Last-iterate behaviors of learning algorithms in repeated two-player zero-sum games have been extensively studied due to their wide applications in machine learning and related tasks. Typical algorithms that exhibit the last-iterate convergence property include optimistic and extra-gradient methods. However, most existing results establish these properties under the assumption that the game is time-independent. Recently, (Feng et al, 2023) studied the last-iterate behaviors of optimistic and extra-gradient methods in games with a time-varying payoff matrix, and proved that in an unconstrained periodic game, extra-gradient method converges to the equilibrium while optimistic method diverges. This finding challenges the conventional wisdom that these two methods are expected to behave similarly as they do in time-independent games. However, compared to unconstrained games, games with constrains are more common both in practical and theoretical studies. In this paper, we investigate the last-iterate behaviors of optimistic and extra-gradient methods in the constrained periodic games, demonstrating that similar separation results for last-iterate convergence also hold in this setting.
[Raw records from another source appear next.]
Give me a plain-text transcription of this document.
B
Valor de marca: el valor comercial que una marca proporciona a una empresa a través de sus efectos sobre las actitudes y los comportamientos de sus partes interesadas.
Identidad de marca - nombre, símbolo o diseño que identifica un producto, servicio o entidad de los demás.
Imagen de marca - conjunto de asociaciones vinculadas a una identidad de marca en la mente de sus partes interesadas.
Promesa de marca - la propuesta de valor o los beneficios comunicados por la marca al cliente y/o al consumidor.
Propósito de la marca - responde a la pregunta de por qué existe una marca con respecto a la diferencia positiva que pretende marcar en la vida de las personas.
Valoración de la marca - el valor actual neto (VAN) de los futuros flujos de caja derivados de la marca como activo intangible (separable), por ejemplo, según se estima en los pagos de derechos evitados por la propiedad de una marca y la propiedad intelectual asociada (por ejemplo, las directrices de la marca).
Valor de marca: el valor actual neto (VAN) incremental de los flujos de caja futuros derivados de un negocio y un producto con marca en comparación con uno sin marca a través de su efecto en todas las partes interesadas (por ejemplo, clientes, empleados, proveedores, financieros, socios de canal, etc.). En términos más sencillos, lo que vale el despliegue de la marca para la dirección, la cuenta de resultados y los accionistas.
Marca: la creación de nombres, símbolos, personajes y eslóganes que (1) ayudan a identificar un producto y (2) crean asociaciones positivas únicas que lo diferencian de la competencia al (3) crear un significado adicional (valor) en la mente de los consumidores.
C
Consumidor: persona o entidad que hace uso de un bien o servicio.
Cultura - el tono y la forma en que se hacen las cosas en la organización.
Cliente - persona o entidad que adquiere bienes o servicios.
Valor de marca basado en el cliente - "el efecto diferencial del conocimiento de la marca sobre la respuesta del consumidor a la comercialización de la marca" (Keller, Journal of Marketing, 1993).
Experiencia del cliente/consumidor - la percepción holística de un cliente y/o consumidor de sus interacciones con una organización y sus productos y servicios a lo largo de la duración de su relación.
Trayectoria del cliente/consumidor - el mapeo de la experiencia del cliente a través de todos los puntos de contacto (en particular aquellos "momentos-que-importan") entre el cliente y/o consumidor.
翻译：重复二人零和博弈中学习算法的末次迭代行为因其在机器学习及相关任务中的广泛应用而受到广泛研究。具有末次迭代收敛特性的典型算法包括乐观法和额外梯度法。然而，现有结果大多基于博弈具有时间无关性的假设建立这些性质。最近，(Feng et al, 2023) 研究了具有时变收益矩阵博弈中乐观法和额外梯度法的末次迭代行为，并证明在无约束周期性博弈中，额外梯度法收敛至均衡点而乐观法则发散。这一发现挑战了传统认知——即这两种方法在时间无关博弈中表现相似，因此在时变场景中也应具有类似行为。然而，与无约束博弈相比，带约束的博弈在实践与理论研究中更为常见。本文研究了约束周期性博弈中乐观法与额外梯度法的末次迭代行为，证明末次迭代收敛的类似分离结果在此设定下同样成立。